The investigation into a police chase in November that ended with the deaths of two suspects in a hail of bullets has grown wider, and will take longer than expected. ideastream's Nick Castele reports.
The chase reportedly began in downtown Cleveland, when an officer heard what sounded like a gunshot as a car drove by police headquarters. It ended 25 minutes later at an East Cleveland Middle School, where 13 officers are said to have fired 137 gunshots at the car, killing the driver and passenger.
Police Chief Michael McGrath initially said at least 30 police cars were involved. Now, he says, 63 cars were involved in the incident in some way or another.
MCGRATH: "Some of the cars were actually in the pursuit, moving. Other cars blocked intersections.

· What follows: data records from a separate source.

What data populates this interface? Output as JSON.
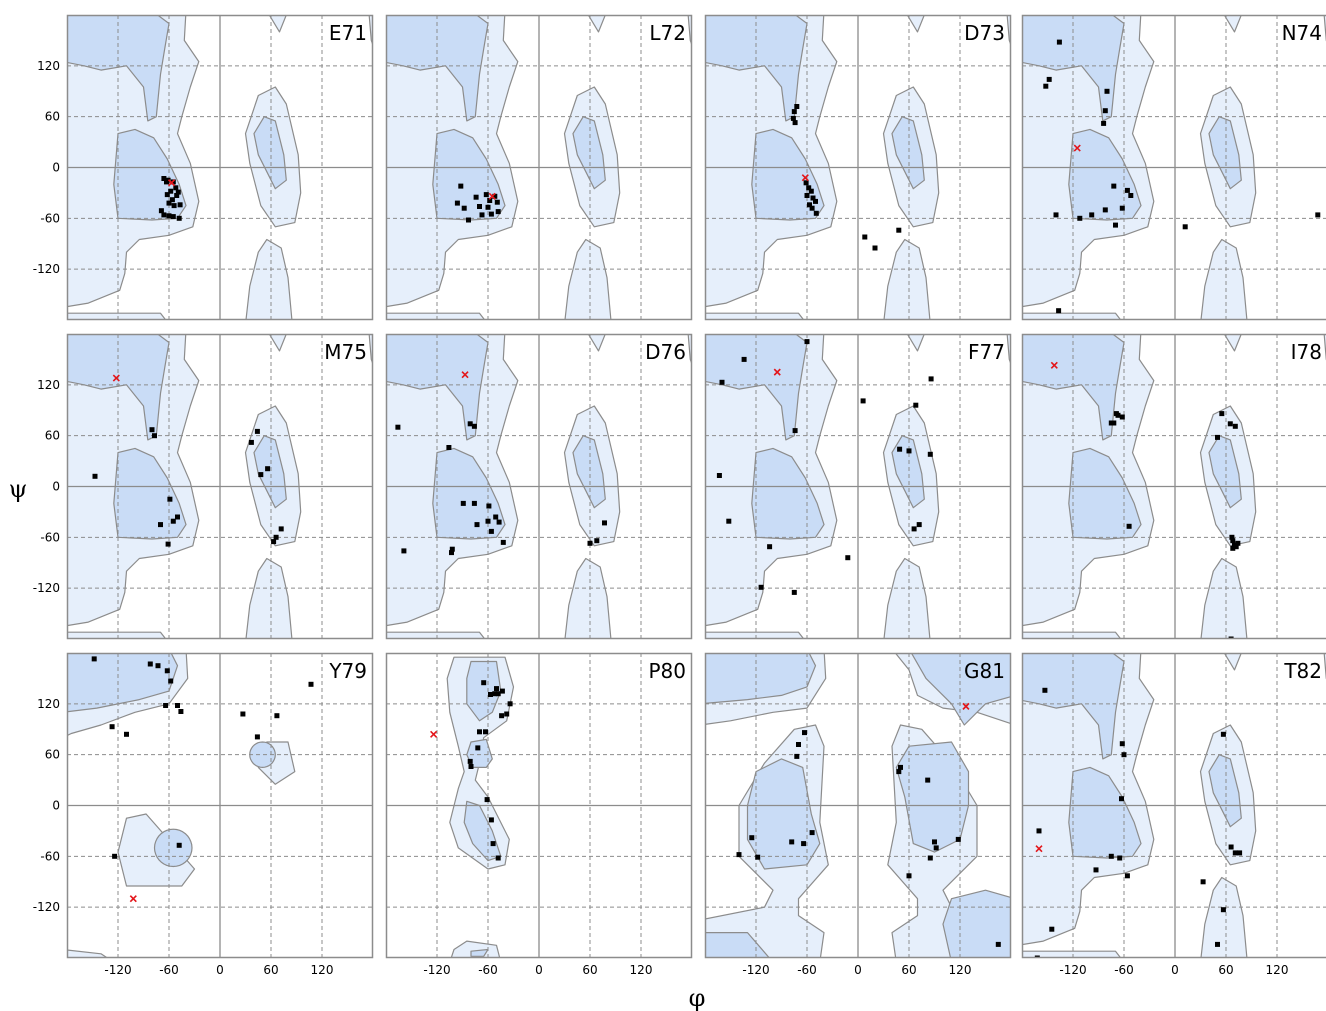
{
  "chart_data": {
    "type": "scatter",
    "xlabel": "φ",
    "ylabel": "ψ",
    "xlim": [
      -180,
      180
    ],
    "ylim": [
      -180,
      180
    ],
    "xticks": [
      -120,
      -60,
      0,
      60,
      120
    ],
    "yticks": [
      120,
      60,
      0,
      -60,
      -120
    ],
    "grid": true,
    "colors": {
      "favored_region": "#c9dcf6",
      "allowed_region": "#e6effb",
      "region_border": "#8c8c8c",
      "point": "#000000",
      "highlight": "#e3161b",
      "frame": "#8c8c8c",
      "grid": "#8c8c8c"
    },
    "panels": [
      {
        "label": "E71",
        "highlight": [
          -57,
          -18
        ],
        "points": [
          [
            -66,
            -13
          ],
          [
            -63,
            -17
          ],
          [
            -61,
            -15
          ],
          [
            -55,
            -17
          ],
          [
            -52,
            -24
          ],
          [
            -58,
            -28
          ],
          [
            -49,
            -29
          ],
          [
            -62,
            -32
          ],
          [
            -51,
            -33
          ],
          [
            -56,
            -38
          ],
          [
            -60,
            -42
          ],
          [
            -54,
            -45
          ],
          [
            -47,
            -44
          ],
          [
            -69,
            -51
          ],
          [
            -66,
            -56
          ],
          [
            -60,
            -57
          ],
          [
            -55,
            -58
          ],
          [
            -48,
            -60
          ]
        ]
      },
      {
        "label": "L72",
        "highlight": [
          -55,
          -34
        ],
        "points": [
          [
            -92,
            -22
          ],
          [
            -96,
            -42
          ],
          [
            -88,
            -48
          ],
          [
            -83,
            -62
          ],
          [
            -74,
            -35
          ],
          [
            -70,
            -46
          ],
          [
            -67,
            -56
          ],
          [
            -62,
            -32
          ],
          [
            -60,
            -47
          ],
          [
            -58,
            -39
          ],
          [
            -52,
            -34
          ],
          [
            -56,
            -55
          ],
          [
            -49,
            -41
          ],
          [
            -48,
            -52
          ]
        ]
      },
      {
        "label": "D73",
        "highlight": [
          -62,
          -12
        ],
        "points": [
          [
            -72,
            72
          ],
          [
            -75,
            66
          ],
          [
            -76,
            58
          ],
          [
            -74,
            53
          ],
          [
            -61,
            -18
          ],
          [
            -58,
            -24
          ],
          [
            -55,
            -28
          ],
          [
            -60,
            -33
          ],
          [
            -53,
            -36
          ],
          [
            -50,
            -40
          ],
          [
            -57,
            -44
          ],
          [
            -54,
            -48
          ],
          [
            -49,
            -54
          ],
          [
            8,
            -82
          ],
          [
            20,
            -95
          ],
          [
            48,
            -74
          ]
        ]
      },
      {
        "label": "N74",
        "highlight": [
          -115,
          23
        ],
        "points": [
          [
            -136,
            148
          ],
          [
            -148,
            104
          ],
          [
            -152,
            96
          ],
          [
            -80,
            90
          ],
          [
            -82,
            67
          ],
          [
            -84,
            52
          ],
          [
            -140,
            -56
          ],
          [
            -112,
            -60
          ],
          [
            -98,
            -56
          ],
          [
            -72,
            -22
          ],
          [
            -82,
            -50
          ],
          [
            -62,
            -48
          ],
          [
            -70,
            -68
          ],
          [
            -56,
            -27
          ],
          [
            -52,
            -33
          ],
          [
            12,
            -70
          ],
          [
            168,
            -56
          ],
          [
            -137,
            -169
          ]
        ]
      },
      {
        "label": "M75",
        "highlight": [
          -122,
          128
        ],
        "points": [
          [
            -80,
            67
          ],
          [
            -77,
            60
          ],
          [
            -147,
            12
          ],
          [
            -70,
            -45
          ],
          [
            -59,
            -15
          ],
          [
            -55,
            -41
          ],
          [
            -50,
            -36
          ],
          [
            -61,
            -68
          ],
          [
            37,
            52
          ],
          [
            44,
            65
          ],
          [
            48,
            14
          ],
          [
            56,
            21
          ],
          [
            63,
            -65
          ],
          [
            66,
            -60
          ],
          [
            72,
            -50
          ]
        ]
      },
      {
        "label": "D76",
        "highlight": [
          -87,
          132
        ],
        "points": [
          [
            -166,
            70
          ],
          [
            -159,
            -76
          ],
          [
            -103,
            -78
          ],
          [
            -102,
            -74
          ],
          [
            -106,
            46
          ],
          [
            -81,
            74
          ],
          [
            -76,
            71
          ],
          [
            -89,
            -20
          ],
          [
            -76,
            -20
          ],
          [
            -73,
            -45
          ],
          [
            -59,
            -23
          ],
          [
            -60,
            -41
          ],
          [
            -56,
            -53
          ],
          [
            -51,
            -36
          ],
          [
            -47,
            -42
          ],
          [
            -42,
            -66
          ],
          [
            60,
            -67
          ],
          [
            68,
            -64
          ],
          [
            77,
            -43
          ]
        ]
      },
      {
        "label": "F77",
        "highlight": [
          -95,
          135
        ],
        "points": [
          [
            -134,
            150
          ],
          [
            -160,
            123
          ],
          [
            -60,
            171
          ],
          [
            -74,
            66
          ],
          [
            -163,
            13
          ],
          [
            -152,
            -41
          ],
          [
            -104,
            -71
          ],
          [
            -114,
            -119
          ],
          [
            -75,
            -125
          ],
          [
            -12,
            -84
          ],
          [
            6,
            101
          ],
          [
            68,
            96
          ],
          [
            86,
            127
          ],
          [
            49,
            44
          ],
          [
            60,
            42
          ],
          [
            85,
            38
          ],
          [
            66,
            -50
          ],
          [
            72,
            -45
          ]
        ]
      },
      {
        "label": "I78",
        "highlight": [
          -142,
          143
        ],
        "points": [
          [
            -69,
            86
          ],
          [
            -67,
            84
          ],
          [
            -75,
            75
          ],
          [
            -72,
            75
          ],
          [
            -62,
            82
          ],
          [
            -54,
            -47
          ],
          [
            55,
            86
          ],
          [
            50,
            58
          ],
          [
            65,
            74
          ],
          [
            71,
            71
          ],
          [
            67,
            -60
          ],
          [
            68,
            -73
          ],
          [
            70,
            -69
          ],
          [
            72,
            -71
          ],
          [
            68,
            -64
          ],
          [
            74,
            -67
          ],
          [
            66,
            -180
          ]
        ]
      },
      {
        "label": "Y79",
        "highlight": [
          -102,
          -110
        ],
        "points": [
          [
            -148,
            173
          ],
          [
            -82,
            167
          ],
          [
            -73,
            165
          ],
          [
            -62,
            159
          ],
          [
            -58,
            147
          ],
          [
            -64,
            118
          ],
          [
            -50,
            118
          ],
          [
            -46,
            111
          ],
          [
            -127,
            93
          ],
          [
            -110,
            84
          ],
          [
            -124,
            -60
          ],
          [
            -48,
            -47
          ],
          [
            27,
            108
          ],
          [
            44,
            81
          ],
          [
            67,
            106
          ],
          [
            107,
            143
          ]
        ]
      },
      {
        "label": "P80",
        "highlight": [
          -124,
          84
        ],
        "points": [
          [
            -65,
            145
          ],
          [
            -57,
            131
          ],
          [
            -50,
            138
          ],
          [
            -52,
            132
          ],
          [
            -48,
            132
          ],
          [
            -43,
            135
          ],
          [
            -44,
            106
          ],
          [
            -34,
            120
          ],
          [
            -38,
            108
          ],
          [
            -70,
            87
          ],
          [
            -63,
            87
          ],
          [
            -72,
            68
          ],
          [
            -81,
            52
          ],
          [
            -80,
            46
          ],
          [
            -61,
            7
          ],
          [
            -56,
            -17
          ],
          [
            -54,
            -45
          ],
          [
            -48,
            -62
          ]
        ]
      },
      {
        "label": "G81",
        "highlight": [
          127,
          117
        ],
        "points": [
          [
            -63,
            86
          ],
          [
            -70,
            72
          ],
          [
            -72,
            58
          ],
          [
            -140,
            -58
          ],
          [
            -125,
            -38
          ],
          [
            -118,
            -61
          ],
          [
            -78,
            -43
          ],
          [
            -64,
            -45
          ],
          [
            -54,
            -32
          ],
          [
            48,
            40
          ],
          [
            50,
            45
          ],
          [
            82,
            30
          ],
          [
            90,
            -43
          ],
          [
            92,
            -50
          ],
          [
            85,
            -62
          ],
          [
            60,
            -83
          ],
          [
            118,
            -40
          ],
          [
            165,
            -164
          ]
        ]
      },
      {
        "label": "T82",
        "highlight": [
          -160,
          -51
        ],
        "points": [
          [
            -153,
            136
          ],
          [
            -62,
            73
          ],
          [
            -60,
            60
          ],
          [
            -63,
            8
          ],
          [
            -160,
            -30
          ],
          [
            -93,
            -76
          ],
          [
            -75,
            -60
          ],
          [
            -65,
            -62
          ],
          [
            -56,
            -83
          ],
          [
            -145,
            -146
          ],
          [
            -162,
            -180
          ],
          [
            33,
            -90
          ],
          [
            57,
            84
          ],
          [
            66,
            -49
          ],
          [
            71,
            -56
          ],
          [
            76,
            -56
          ],
          [
            57,
            -123
          ],
          [
            50,
            -164
          ]
        ]
      }
    ]
  }
}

And this doesn't include cars from RTA, Bratenahl or State Highway Patrol."
The city is investigating whether any officers broke department policy on car chases. A special review committee is interviewing 115 officers, including supervisors who oversaw the chase.
But McGrath says a separate, parallel review by the state Bureau of Criminal Investigations is slowing the process.
MCGRATH: "BCI interviewed all the supervisors, and now they're going back and re-intervieiwng some of the supervisors in the second and third districts. So they asked us just to be patient until they complete their process."
BCI is investigating whether officers involved in the shooting broke the law. The police union has said that officers opened fire on the car after it tried to ram them.
A recent medical examiner's report found that the driver and passenger had traces of drugs in their system.